“Türk Bayrağı” sözündeki “Türk” kelimesine karşı çıkmaktadırlar!
Bugün “Türk” kelimesinden rahatsız olanların,
Yarın “Türkiye” kelimesinden de rahatsız olacakları muhakkak!
Çünkü “Türkiye” “Türklerin Ülkesi” demektir.
Oysa, o Türk Milleti ki, mânen değil ama maddeten,
Bu milletin ferdi olmayan niceleri; Türk Milleti’nin tarih boyunca yaptığı
İnsanî, İslâmî ve Dinî hizmetlerinden dolayı Türk Milleti’nden
Sitayişle bahsetmekten onur ve gurur duymuş ve duyan zât-ı şerîfler
Daima olmuş ve hâlen de olmaktadır.
Çünkü güneş balçıkla sıvanmaz.
Bu milletin asırlarca vatanı, milleti ve dînine; gazi ve şehit olarak
Yaptığı sayısız muhteşem hizmetler göz kamaştırmaktadır.
Nitekim asrımız âlimlerinden biri şunları söylemiştir:
“Ben her şeyden evvel Müslümanım.
Ve Kürdistan’da dünyaya geldim.
Fakat Türklere hizmet ettim.
Ve yüzde doksan dokuz menfaatli hizmetim Türklere olmuş
Ve en çok hayatım Türkler içinde geçmiş ve en sâdık ve en hâlis kardeşlerim Türklerden çıkmış.

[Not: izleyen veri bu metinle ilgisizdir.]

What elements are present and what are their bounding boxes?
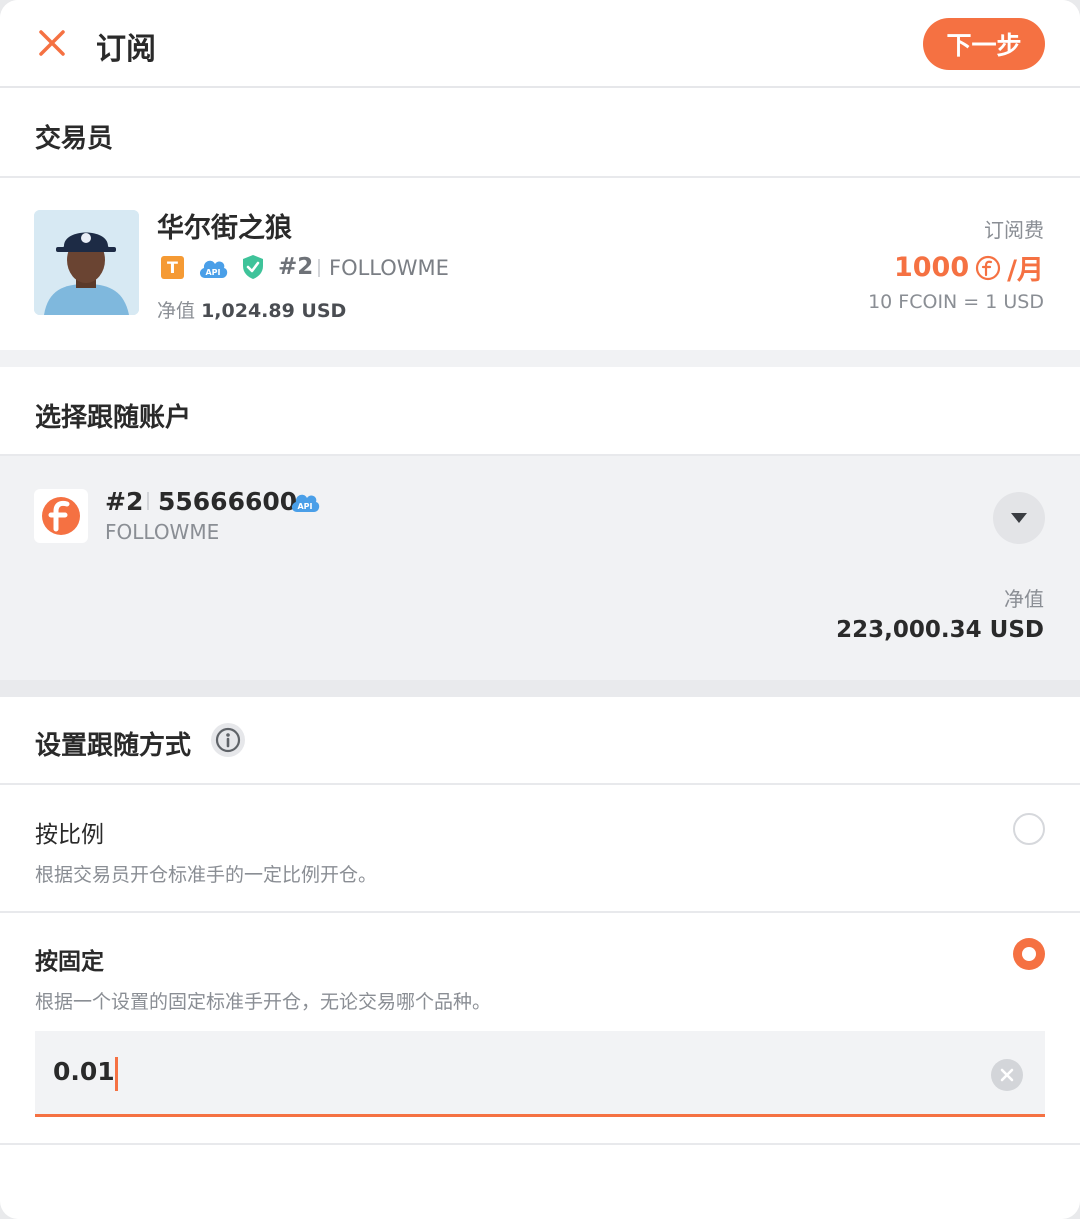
exchange-rate: 10 FCOIN = 1 USD xyxy=(868,291,1044,313)
divider xyxy=(0,176,1080,178)
divider xyxy=(318,259,320,277)
close-icon[interactable] xyxy=(36,27,68,59)
account-rank: #2 xyxy=(105,487,144,516)
fee-value: 1000 /月 xyxy=(894,248,1044,287)
trader-avatar xyxy=(34,210,139,315)
followme-logo-icon xyxy=(34,489,88,543)
chevron-down-icon[interactable] xyxy=(993,492,1045,544)
section-gap xyxy=(0,350,1080,367)
option-fixed-desc: 根据一个设置的固定标准手开仓，无论交易哪个品种。 xyxy=(35,991,492,1013)
trader-nav: 净值 1,024.89 USD xyxy=(157,296,346,323)
api-icon: API xyxy=(290,490,320,514)
info-icon[interactable] xyxy=(210,722,246,758)
account-section-title: 选择跟随账户 xyxy=(35,403,192,433)
trader-rank: #2 xyxy=(278,254,314,280)
shield-check-icon xyxy=(241,254,265,280)
divider xyxy=(0,783,1080,785)
api-icon: API xyxy=(198,256,228,280)
text-caret xyxy=(115,1057,118,1091)
fixed-lot-input[interactable] xyxy=(53,1057,113,1086)
account-number: 55666600 xyxy=(158,487,298,516)
divider xyxy=(0,1143,1080,1145)
trader-broker: FOLLOWME xyxy=(329,256,449,280)
option-ratio-desc: 根据交易员开仓标准手的一定比例开仓。 xyxy=(35,864,378,886)
top-bar: 订阅 下一步 xyxy=(0,0,1080,88)
fcoin-icon xyxy=(975,255,1001,281)
trader-section-title: 交易员 xyxy=(35,124,114,154)
option-ratio-radio[interactable] xyxy=(1013,813,1045,845)
option-ratio-title[interactable]: 按比例 xyxy=(35,815,104,849)
nav-value: 1,024.89 USD xyxy=(201,300,347,322)
fixed-lot-field[interactable] xyxy=(35,1031,1045,1117)
page-title: 订阅 xyxy=(96,32,156,67)
option-fixed-radio[interactable] xyxy=(1013,938,1045,970)
section-gap xyxy=(0,680,1080,697)
account-nav-label: 净值 xyxy=(1004,587,1044,611)
svg-text:API: API xyxy=(205,268,220,277)
fee-label: 订阅费 xyxy=(984,218,1044,242)
nav-label: 净值 xyxy=(157,300,196,322)
fee-amount: 1000 xyxy=(893,252,970,283)
divider xyxy=(147,492,149,510)
t-badge: T xyxy=(161,256,184,279)
fee-unit: /月 xyxy=(1007,255,1044,286)
svg-text:API: API xyxy=(297,502,312,511)
account-broker: FOLLOWME xyxy=(105,520,220,544)
next-button[interactable]: 下一步 xyxy=(923,18,1045,70)
clear-icon[interactable] xyxy=(991,1059,1023,1091)
subscribe-page: 订阅 下一步 交易员 华尔街之狼 T API #2 FOLLOWME 净值 1,… xyxy=(0,0,1080,1219)
trader-name: 华尔街之狼 xyxy=(157,213,292,244)
option-fixed-title[interactable]: 按固定 xyxy=(35,942,104,976)
mode-section-title: 设置跟随方式 xyxy=(35,731,192,761)
divider xyxy=(0,911,1080,913)
account-nav-value: 223,000.34 USD xyxy=(836,617,1044,643)
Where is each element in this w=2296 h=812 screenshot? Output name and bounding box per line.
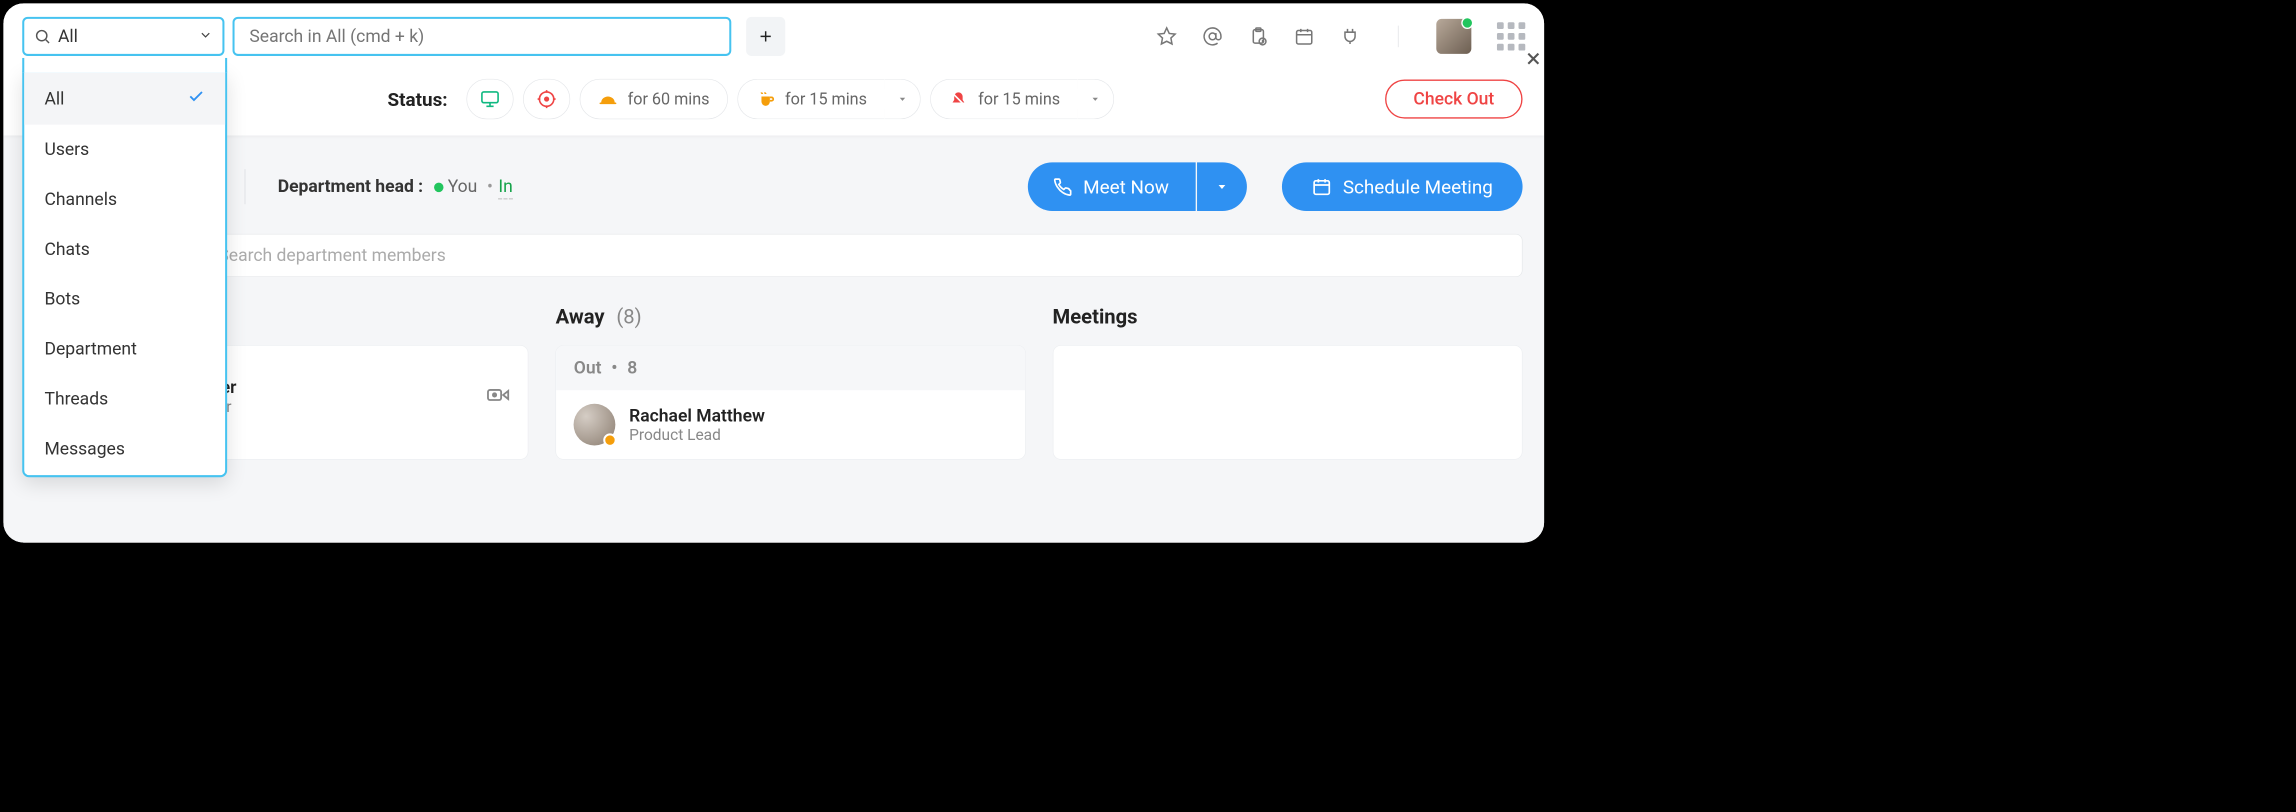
column-header: Meetings [1053,305,1523,329]
meet-now-button[interactable]: Meet Now [1028,162,1196,211]
status-dnd-text: for 15 mins [978,90,1060,109]
card-sub-header: Out • 8 [556,346,1025,390]
divider [1398,26,1399,48]
status-lunch-text: for 60 mins [628,90,710,109]
presence-away-icon [603,433,616,446]
dropdown-item-chats[interactable]: Chats [24,224,225,274]
schedule-meeting-button[interactable]: Schedule Meeting [1282,162,1522,211]
avatar [574,404,616,446]
video-call-icon[interactable] [486,383,510,410]
dept-head-label: Department head : You •In [278,177,513,197]
dropdown-item-bots[interactable]: Bots [24,274,225,324]
status-lunch[interactable]: for 60 mins [580,79,728,119]
person-row[interactable]: Rachael Matthew Product Lead [556,390,1025,459]
check-icon [187,88,205,110]
status-bar: Status: for 60 mins for 15 mins for 15 m… [259,69,1522,119]
dropdown-item-label: Bots [44,289,80,309]
star-icon[interactable] [1157,26,1177,46]
dept-in-link[interactable]: In [498,177,512,200]
column-header: Away (8) [556,305,1026,329]
dropdown-item-users[interactable]: Users [24,125,225,175]
dropdown-item-all[interactable]: All [24,73,225,125]
mention-icon[interactable] [1202,26,1222,46]
card: Out • 8 Rachael Matthew Product Lead [556,345,1026,460]
dept-head-text: Department head : [278,177,423,197]
away-title: Away [556,305,605,329]
schedule-label: Schedule Meeting [1343,176,1493,198]
meetings-title: Meetings [1053,305,1138,329]
dropdown-item-threads[interactable]: Threads [24,374,225,424]
clipboard-icon[interactable] [1248,26,1268,46]
topbar-icons [1157,19,1526,54]
add-button[interactable] [746,17,785,56]
column-meetings: Meetings [1053,305,1523,459]
dept-you: You [448,177,478,197]
close-icon[interactable] [1519,44,1544,72]
search-members-placeholder: Search department members [218,245,445,265]
card [1053,345,1523,460]
status-focus[interactable] [523,79,570,119]
topbar: All [3,3,1544,69]
search-box[interactable] [233,17,732,56]
dropdown-item-label: Department [44,339,136,359]
chevron-down-icon [198,28,213,46]
dropdown-item-channels[interactable]: Channels [24,175,225,225]
search-input[interactable] [249,26,714,46]
dropdown-item-messages[interactable]: Messages [24,424,225,474]
calendar-icon[interactable] [1294,26,1314,46]
divider [245,169,246,204]
status-dnd[interactable]: for 15 mins [930,79,1077,119]
person-role: Product Lead [629,426,765,444]
filter-dropdown: All Users Channels Chats Bots Department… [22,71,227,477]
status-label: Status: [388,88,448,110]
dropdown-item-label: All [44,89,64,109]
status-coffee[interactable]: for 15 mins [737,79,884,119]
meet-now-dropdown[interactable] [1197,162,1247,211]
meet-now-label: Meet Now [1083,176,1169,198]
person-name: Rachael Matthew [629,405,765,425]
status-coffee-text: for 15 mins [785,90,867,109]
dropdown-item-label: Messages [44,439,124,459]
plug-icon[interactable] [1340,26,1360,46]
status-available[interactable] [467,79,514,119]
dropdown-item-label: Threads [44,389,108,409]
search-members-input[interactable]: Search department members [59,234,1523,277]
away-count: (8) [616,305,641,329]
status-dnd-drop[interactable] [1078,79,1114,119]
sub-label: Out [574,358,602,378]
sub-count: 8 [627,358,637,378]
dropdown-item-department[interactable]: Department [24,324,225,374]
app-window: All Status: [3,3,1544,542]
dropdown-item-label: Channels [44,189,117,209]
filter-selected-text: All [58,26,198,46]
body: Department head : You •In Meet Now Sched… [3,135,1544,542]
presence-dot-icon [434,183,443,192]
dropdown-item-label: Users [44,140,89,160]
dropdown-item-label: Chats [44,239,89,259]
dept-row: Department head : You •In Meet Now Sched… [59,162,1523,211]
status-coffee-drop[interactable] [884,79,920,119]
search-icon [34,28,52,46]
columns: Olivia Palmer Content Writer Away (8) Ou… [59,305,1523,459]
search-filter-select[interactable]: All [22,17,224,56]
user-avatar[interactable] [1436,19,1471,54]
check-out-button[interactable]: Check Out [1385,80,1522,119]
bullet-icon: • [487,177,493,197]
column-away: Away (8) Out • 8 Rachael Matthew Product… [556,305,1026,459]
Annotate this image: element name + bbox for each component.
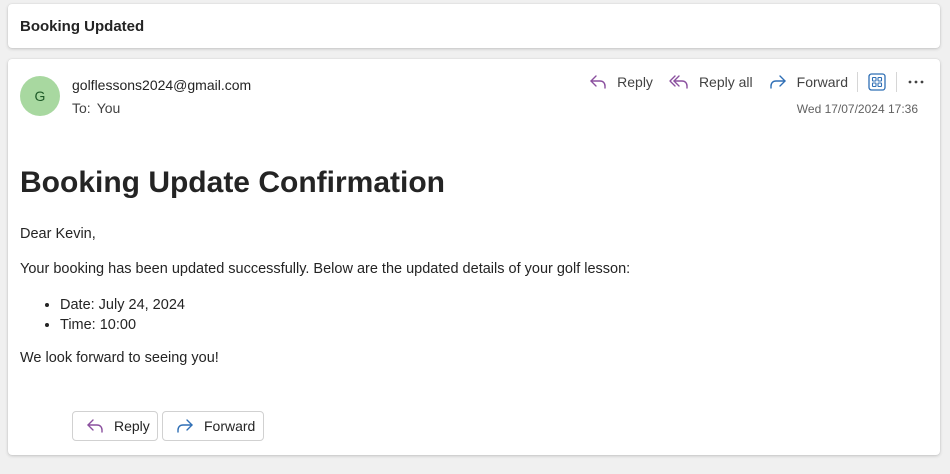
more-actions-button[interactable] <box>906 72 926 92</box>
list-item: Time: 10:00 <box>60 315 185 335</box>
reply-arrow-icon <box>87 419 103 433</box>
intro-paragraph: Your booking has been updated successful… <box>20 261 631 277</box>
subject-header: Booking Updated <box>8 4 940 48</box>
subject-title: Booking Updated <box>20 18 145 35</box>
reply-all-label: Reply all <box>698 74 753 90</box>
list-item: Date: July 24, 2024 <box>60 295 185 315</box>
footer-forward-button[interactable]: Forward <box>162 411 264 441</box>
greeting: Dear Kevin, <box>20 226 96 242</box>
message-card: G golflessons2024@gmail.com To: You Reply… <box>8 59 940 455</box>
action-divider <box>857 72 858 92</box>
forward-arrow-icon <box>769 75 786 89</box>
body-heading: Booking Update Confirmation <box>20 166 445 199</box>
apps-button[interactable] <box>867 72 887 92</box>
forward-label: Forward <box>796 74 848 90</box>
reply-all-icon <box>669 75 688 89</box>
sender-avatar[interactable]: G <box>20 76 60 116</box>
to-label: To: <box>72 100 91 116</box>
footer-forward-label: Forward <box>204 418 256 434</box>
booking-details-list: Date: July 24, 2024 Time: 10:00 <box>20 295 185 335</box>
more-horizontal-icon <box>908 80 924 84</box>
forward-arrow-icon <box>177 419 193 433</box>
message-timestamp: Wed 17/07/2024 17:36 <box>796 102 918 116</box>
closing: We look forward to seeing you! <box>20 350 219 366</box>
footer-reply-label: Reply <box>114 418 150 434</box>
reply-button[interactable]: Reply <box>589 74 653 90</box>
reply-label: Reply <box>617 74 653 90</box>
reply-arrow-icon <box>590 75 606 89</box>
footer-reply-button[interactable]: Reply <box>72 411 158 441</box>
sender-email[interactable]: golflessons2024@gmail.com <box>72 77 251 93</box>
message-actions: Reply Reply all Forward <box>589 69 926 95</box>
reply-all-button[interactable]: Reply all <box>669 74 753 90</box>
to-value[interactable]: You <box>97 100 121 116</box>
action-divider <box>896 72 897 92</box>
forward-button[interactable]: Forward <box>769 74 848 90</box>
apps-grid-icon <box>868 73 886 91</box>
recipient-line: To: You <box>72 100 120 116</box>
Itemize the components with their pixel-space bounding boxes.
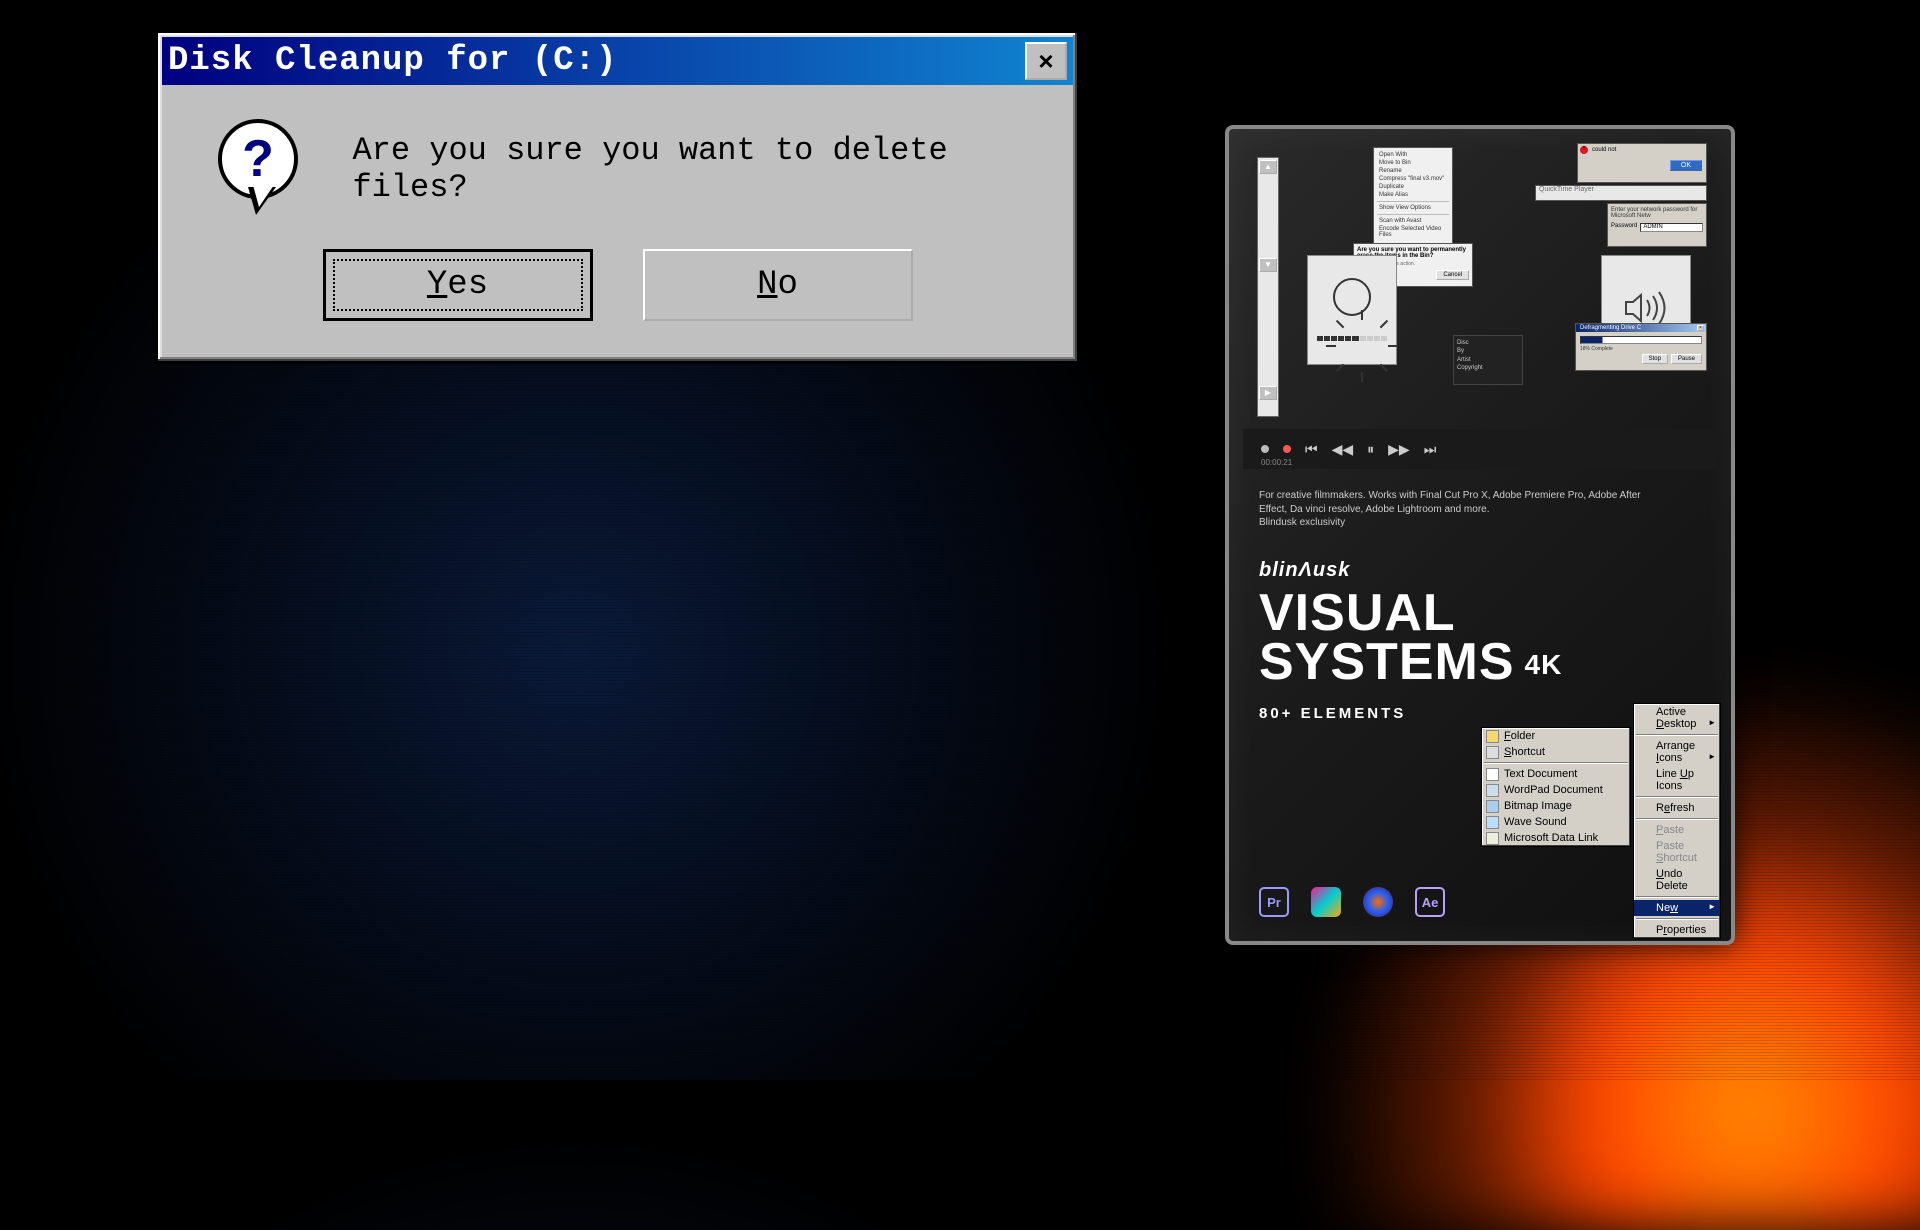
menu-item: Arrange Icons <box>1634 738 1720 766</box>
prev-icon: ⏮ <box>1305 441 1318 458</box>
rewind-icon: ◀◀ <box>1332 441 1354 458</box>
menu-item: Line Up Icons <box>1634 766 1720 794</box>
pause-icon: ⏸ <box>1367 441 1374 458</box>
disc-info-panel: DiscByArtistCopyright <box>1453 335 1523 385</box>
menu-item: Undo Delete <box>1634 866 1720 894</box>
question-icon: ? <box>218 119 302 219</box>
premiere-icon: Pr <box>1259 887 1289 917</box>
product-title: VISUAL SYSTEMS4K <box>1259 589 1562 688</box>
finalcut-icon <box>1311 887 1341 917</box>
menu-item: Bitmap Image <box>1482 798 1630 814</box>
close-button[interactable]: × <box>1025 42 1067 80</box>
app-icons-row: Pr Ae <box>1259 887 1445 917</box>
desktop-context-menu: Active Desktop Arrange IconsLine Up Icons… <box>1633 703 1721 939</box>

Ve İslâmiyet ordularının en kahramanı Türkler olduğundan,
MESLEK-İ KUR’ANİYEM cihetiyle her milletten ziyade Türkleri sevmek
Ve taraftar olmak kudsî (Kur’an) hizmetimin muktezası (gereği) olduğundan…
Türk Milleti’ne hizmet ettiğimi, hakikî ve civanmert bin Türk gençlerini işhad ediyorum
(Şahit olarak gösteriyorum).”
Çünkü Türkler, Mâide Sûresi’nin: “Allah öyle bir topluluk getirecektir ki,
Allah onları sever, onlar da Allah’ı sever.
Onlar mü’minlere karşı mütevazi (alçak gönüllü), kâfirlere karşı izzet sahibidirler .
Ve Allah yolunda cihad eder (savaşır)lar.”
Mealindeki 54. âyetine mazhar olmuş bir millettir.
Çünkü Türk Milleti, bir sene on sene yüz sene değil;
Dile kolay, bin sene yani on asır, Kur’an-ı Hakîm’in bayraktarlığını yapmıştır.
Çünkü Türk Milleti, Fâtih Sultan Mehmed (Han)
Ve askerleri tarafından fethedilen İstanbul hakkındaki Sena-i Peygamberî’ye
Yani Hz. Muhammed’in Türkler hakkındaki övgü dolu sözlerine de, mazhar olmuştur.
Böyle mazhariyetlerden ötürü Türk Milleti, ne kadar övünse azdır.
Fakat bu hâl, Türk Milleti’nin başka milletleri küçümsediği şeklinde asla yorumlanmamalı.
Lisan-ı hâlle “Biz Türkler, bu ulvî ve yüce hizmetlerde bulunduk.
Sizler de isterseniz bulunabilirsiniz.” demektedirler.
Çünkü bu ulvî hizmet kapısı herkese açıktır. Nitekim, herkesten bu hizmet beklenmektedir.
Herkes bu mânâda Türkleri örnek alabilir. Mânevî ufuklara doğru kanat açabilir.
Bu hususta herkese imkân var. Yeter ki istesinler.
Öyleyse, başaranlar takdir edilmeli.
Onlara karşı “Niye ben değil de,o!” diye
Kıskançlık hislerine kapılmamalıdırlar.
Velhasıl: Başka milletlere düşen; Türkleri kıskanmak değil, onlara gıpte etmektir.
“Türkler yaptı, biz yapamadık; keşke Türkler de yapamasaydı!” demek olmamalı.
“Türkler Allah yolunda ne güzel hizmetler etmiş.
O halde bizler de, onlar gibi hizmet etmeye çalışalım.” demek olmalı.